Between bites, Abigail said, “I haven’t eaten all day.”

“Me, I’ve been carbo-loading like this bingo game is a marathon. I’m primed for a win. I can tell the cards are hot. Tonight’s my night.”

Five minutes later a teenage boy shouted, “Bingo.”

“That’s it. I’m not talking about the cards anymore. I’m jinxing myself. No more bingo talk.”

The caller started the next game and Ruth went mum.

“How about another topic?” Abigail suggested.

“Be my guest.”

Though Sheriff Larner had sworn her to secrecy, she recounted the story of Hank Scokes’s death in Ruth’s ear, stunning her to the point that she stopped playing altogether.

“You can’t tell anyone, Ruth. Not a soul.”

“Hand to God, I won’t.”

“I only told you because I feel certain Nat had nothing to do with it. I don’t know how to make Larner see that he’s wrong about him.”

“I don’t think Nat did it either, but it’s not my place to say why.”

“I don’t understand.”

She signaled for Abigail to lower her voice. “Hank came to me in confidence. Told me private information. Very private.”

“Ruth, you’re not a priest or an attorney.”

“I’m not a doctor either. Doesn’t stop people from asking my advice. If I’m asked, I give it.”

“Ruth, please,” Abigail implored.

“All right, but don’t tell nobody else. Bad enough I’m telling you. Hank stopped by my house one night not long after his wife passed. He hadn’t been drinking. He was stone sober. I sat with him on my porch and he told me he was thinking of, well, doing himself harm. He was saying he wanted to be in heaven with his wife. That he didn’t have the patience for waiting.”

“Do you believe he’d kill himself?”

“He begged me not to breathe a word. Said he was ashamed for even mentioning it. He didn’t want anybody else to know. I told him I’d thought about it too when Jerome died. That seemed to make him feel better.”

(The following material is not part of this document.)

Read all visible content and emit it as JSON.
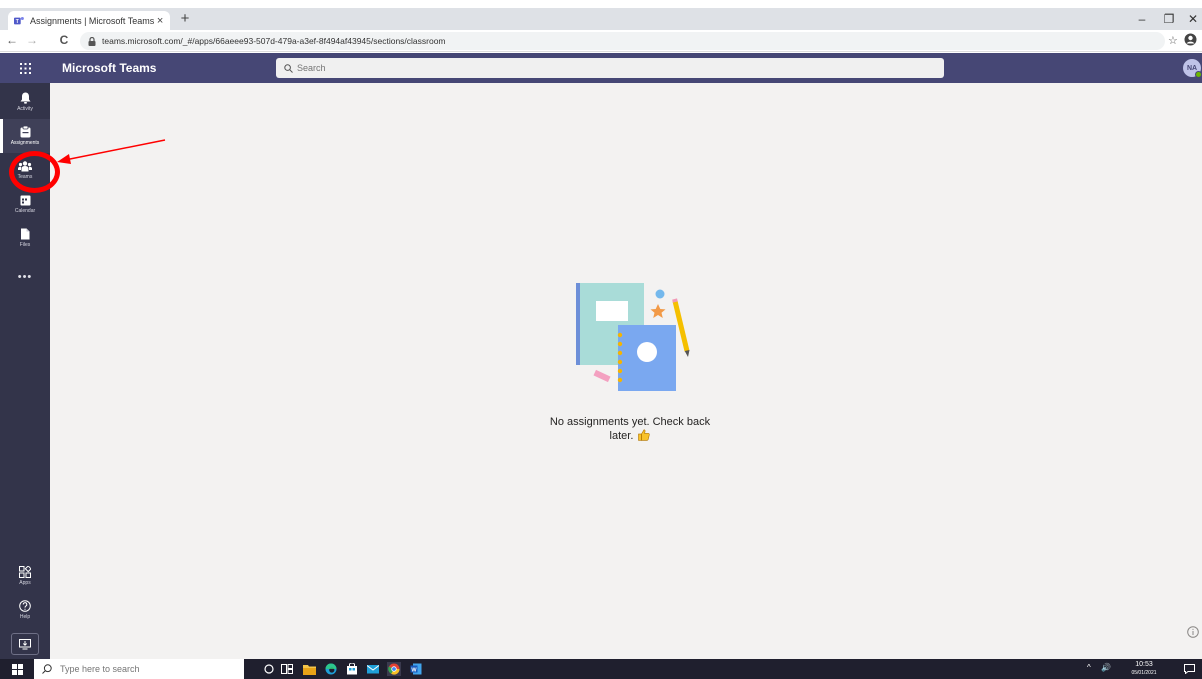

It would have been untrue if Abigail said suicide wasn’t a tempting option for her as well. At least the pain would end, she’d reasoned in those first dark days, and then she would be with her husband and son. Logic wouldn’t let her go through with it. Paul had wanted her to live. That was why he’d saved her.

“Ruth, you didn’t answer my question.”

“Because the answer doesn’t sit right with me.”

“If Hank did this to himself, Nat would try to protect his honor. He’d take the rap for it.”

“That’s what’s making me worry. Have to trust Caleb will see this for what it is.”

“He doesn’t and he won’t. And now he’s trying to pin the robberies on Nat as well.”

At that, Ruth’s resolve hardened. “I’ll go and see Caleb tomorrow.”

“Thank you, Ruth. Thank you.” Abigail meant it more than she could say.

The caller was announcing the next number. “B-9. The number is B-9.”

Ruth’s eyes fell to her cards and she froze.

“Bingo,” she whispered. Soon she was repeating it louder and louder, “Bingo. Bingo. Bingo.” She sprang from her chair, waving the paper card.